Photo by Nataliya Vaitkevich on Pexels.com

We are Toys’R’Us kids who never wanted to grow up. We wanted our MTV…stayed on the phone for hours while we danced to our favorite bands and learned all the latest music and world news from VJs Martha, Alan, JJ, Nina, Mark, and Kurt. We slammed the door on disco, bell bottom jeans and rainbow suspenders as video “killed” radio. We morphed into dayglow baggy clothes/big hair, or ripped jeans/leather jackets/big hair…or jazz shoes/fedoras/big hair, or safety pins/pegged pants/docs/big hair (albeit liberty spikes). We carried our music with us in boom boxes and Sony Walkmans. We made excellent use of cardboard scraps during street dance-offs. We smoked cigarettes in the smoker’s quad at school with no fences or armed security keeping us from going to lunch at the burger joint across the street. When we played (or hung out) we went where we wanted with zero supervision and stayed out til the street lights came on (and beyond). The best place in town to hang out was at the mall…the spot to see and be seen. Bikes were ridden all over town without helmets. Beds of pickup trucks were crammed with teenagers driving to the roller skating rink, and we bounced around like monkeys in our parent’s cars without seatbelts. We grew up at the tail end of the cold war, saw the Berlin Wall come down and watched in horror as the space shuttle exploded mid-air. For those of us who miraculously survived all this, the prevalence of designer drugs became an escape for a few.

Photo by Kevin Bidwell on Pexels.com

Gen-Xers were told we’d do better then our parents and grandparents and a lot of us are still wondering what the hell happened. We jumped, ran, danced and felt the burn as we tried to get healthy in spandex leggings with leg warmers and high-cut leotards, or muscle shirts and MC Hammer pants. As we went off to work or college we tried to leave the excesses (and mullets) of the 80s to change the future with the new cultural and social revolutions of the 90s. We watched In Living Color, Friends, and Seinfeld one episode at a time once a week and if we were lucky, we recorded the shows on VHS tapes so we could rewatch them whenever we wanted. Gen-Xers embraced revolutionary technology and adapted lightning fast as everything became better, faster, smaller, and portable. We ushered in cable tv, compact discs, video games, desktop computers, cellphones and mainstream internet. By the time the early 2000s came around we were trying to capture that American dream…and saw everything change on 9/11, some wondering if this was the world we wanted to bring children into. Still reeling from that, lots of us felt the pain of the the housing bubble bursting as we watched American dreams fall away. For those who survived the designer drugs, rehab was the place to clean up. We highlighted our favorite music and sorted our best friends on MySpace. Right about now, lots of us realized things just weren’t turning out the way we envisioned as little kids back in the 70s and 80s. At least we normalized tattoos and unnatural hair color. And we have Stranger Things to remind us what it used to be like when the upside down isn’t wreaking havoc.

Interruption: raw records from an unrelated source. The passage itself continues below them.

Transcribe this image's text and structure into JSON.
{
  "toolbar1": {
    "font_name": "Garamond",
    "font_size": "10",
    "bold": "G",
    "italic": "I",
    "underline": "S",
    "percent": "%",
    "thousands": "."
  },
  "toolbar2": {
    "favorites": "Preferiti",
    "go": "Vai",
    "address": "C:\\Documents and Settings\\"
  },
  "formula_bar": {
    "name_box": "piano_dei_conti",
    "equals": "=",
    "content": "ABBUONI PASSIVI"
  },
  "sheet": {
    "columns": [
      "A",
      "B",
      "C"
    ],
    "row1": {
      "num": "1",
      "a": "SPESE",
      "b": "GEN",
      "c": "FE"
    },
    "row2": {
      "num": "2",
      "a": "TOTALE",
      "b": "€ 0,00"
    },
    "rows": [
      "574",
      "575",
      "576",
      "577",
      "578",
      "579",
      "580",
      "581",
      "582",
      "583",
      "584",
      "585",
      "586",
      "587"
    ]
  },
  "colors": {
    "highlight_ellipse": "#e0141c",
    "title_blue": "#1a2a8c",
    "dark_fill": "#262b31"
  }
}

Photo by cottonbro on Pexels.com

So now…here we are, hovering around the half-century mark, a little wrinklier, definitely creakier, and having to pee a lot more than should be legal. We’re starting to forget things more and more, and repeat our funny stories and jokes just a little too much. It hurts in so many places to walk, sometimes we walk a little crooked, and might have to ask “WAAAT??” a couple times to move forward in the conversation (years of head-banging can do that to you). We are learning to master the art of placing our cellphones in just the right spot (arm distance + head tilt = acceptable bifocal range) so we can read our friends latest Instagram post. And MAN! Do we appreciate the fact there was no internet when we were sowing our wild oats. We’re still trying to decide if we are ok with the trade-off of complete lack of privacy for conversing with our friends, families and trolls all over the world via Facebook and Twitter. Some of us understand Snapchat. Most of us don’t know what a Vine used to be. But even through all this, we still know we’re cool and demand some respect for that toughness – we can rock a trending TikTok dance with attitude. We’re stuck between Boomers and Millennials arguing and all we want to do is shout to all of them, “F**k off! Shut up already! Quit whining and deal with it, whatever “it” is, FFS!” We just don’t brook idiots. We suit up, show up, and get the job done. And you know what? It’s pretty cool when the music our doctor listens to in his office is classic punk. So what if the music of our childhood is played on the oldies and moldies stations.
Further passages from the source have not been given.